Na lírica portuguesa, os significantes “garagem” e “vizinha” revestem-se de uma aceção erótica, concedida em parte pelo trabalho poético de Joaquim Barreiros, trovador ultrarromântico de Vila Praia de Âncora. No caso dos lugares de estacionamento facilitados pela Câmara Municipal de Lisboa (CML) à cantora Madonna nas Janelas Verdes, talvez não haja a consecução de facto do coito extraconjugal no anexo adjacente, mas há sem dúvida uma boa dose de promiscuidade.

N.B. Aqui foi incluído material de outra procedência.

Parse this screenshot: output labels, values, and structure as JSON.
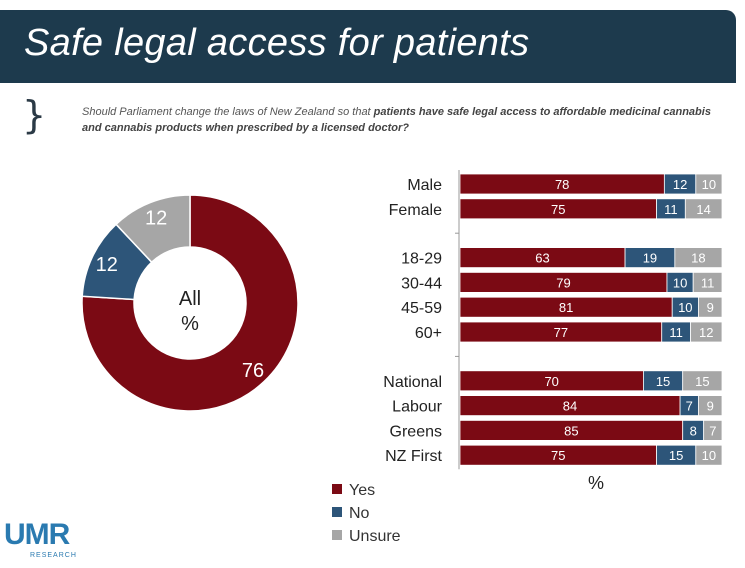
{
  "title": "Safe legal access for patients",
  "question": {
    "prefix": "Should Parliament change the laws of New Zealand so that ",
    "emphasis": "patients have safe legal access to affordable medicinal cannabis and cannabis products when prescribed by a licensed doctor?"
  },
  "legend": [
    {
      "label": "Yes",
      "color": "#7b0a14"
    },
    {
      "label": "No",
      "color": "#2d5579"
    },
    {
      "label": "Unsure",
      "color": "#a6a6a6"
    }
  ],
  "logo": {
    "main": "UMR",
    "sub": "RESEARCH"
  },
  "chart_data": [
    {
      "type": "pie",
      "donut": true,
      "center_label": [
        "All",
        "%"
      ],
      "categories": [
        "Yes",
        "No",
        "Unsure"
      ],
      "values": [
        76,
        12,
        12
      ],
      "colors": [
        "#7b0a14",
        "#2d5579",
        "#a6a6a6"
      ]
    },
    {
      "type": "bar",
      "orientation": "horizontal",
      "stacked": true,
      "xlabel": "%",
      "groups": [
        [
          "Male",
          "Female"
        ],
        [
          "18-29",
          "30-44",
          "45-59",
          "60+"
        ],
        [
          "National",
          "Labour",
          "Greens",
          "NZ First"
        ]
      ],
      "categories": [
        "Male",
        "Female",
        "18-29",
        "30-44",
        "45-59",
        "60+",
        "National",
        "Labour",
        "Greens",
        "NZ First"
      ],
      "series": [
        {
          "name": "Yes",
          "color": "#7b0a14",
          "values": [
            78,
            75,
            63,
            79,
            81,
            77,
            70,
            84,
            85,
            75
          ]
        },
        {
          "name": "No",
          "color": "#2d5579",
          "values": [
            12,
            11,
            19,
            10,
            10,
            11,
            15,
            7,
            8,
            15
          ]
        },
        {
          "name": "Unsure",
          "color": "#a6a6a6",
          "values": [
            10,
            14,
            18,
            11,
            9,
            12,
            15,
            9,
            7,
            10
          ]
        }
      ]
    }
  ]
}
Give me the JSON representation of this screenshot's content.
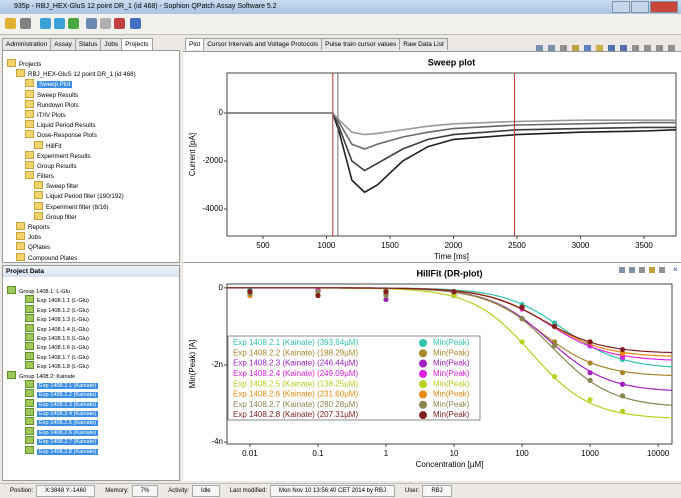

Nas zonas históricas, há cada vez mais lugares dedicados à viaturas de animação turística que deglutem estacionamento para residentes. A EMEL entrou, com pouca eficácia, por bairros onde a oferta de estacionamento é tão miserável que chega a ser insultuoso este ser pago. Mesmo para quem tenha dinheiro para tal, conseguir um lugar de garagem a pagar uma avença (por valores muitas vezes superiores ao do contrato com a Rainha da Pop) muitas vezes só é possível após meses em lista de espera. Para além disso, Lisboa é ainda uma cidade onde tudo acontece ao ritmo dos século XIX, muito por causa da escassez lugares para cargas e descargas.

Estacionar em Lisboa, mesmo para moradores, não é facilitado, nem barato, muito menos grátis. Para obter o dístico de residente, para a primeira viatura, paga-se 12 euros por ano à EMEL. Para a segunda viatura, 30 euros. Para a terceira, 120 euros. Tendo isto em conta, parece que o ponto é querer, e bem, dificultar a vida a quem queira estacionar uma frota no centro da cidade, ou não?

Por defeito, não está previsto o valor para uma quarta viatura (confesso que não sei sequer se é possível). Ainda assim, fiz as contas e a verdade é que, mantendo a proporção – e atenção que eu não tenho Matemática desde o nono ano -, o quarto carro deveria custar-lhe 300 euros / ano, o quinto 1200, o sexto 3000, o sétimo 12 000, o oitavo 30 000, o nono 120 000, o décimo 300 000, o décimo primeiro 1 200 000, o décimo segundo 3 000 000, o décimo terceiro 12 000 000, o décimo quarto 30 000 000 e o décimo quinto 120 milhões de euros por ano. O que é 119 999 280 euros a mais do que a renda que Madonna Louise vai pagar à CML.

Madonna faz publicidade a Lisboa, tudo certo, mas será que Lisboa tem uma autoestima tão fraca que necessita de discriminar positivamente uma das suas moradoras mais abastadas, quando simultaneamente oprime os condutores que só precisam de quatro metros e meio para enfiar a carrinha da família? Ser parolo é como estacionar mal em paralelo – somos capazes de o evitar se não tivermos medo de olhar para o espelho.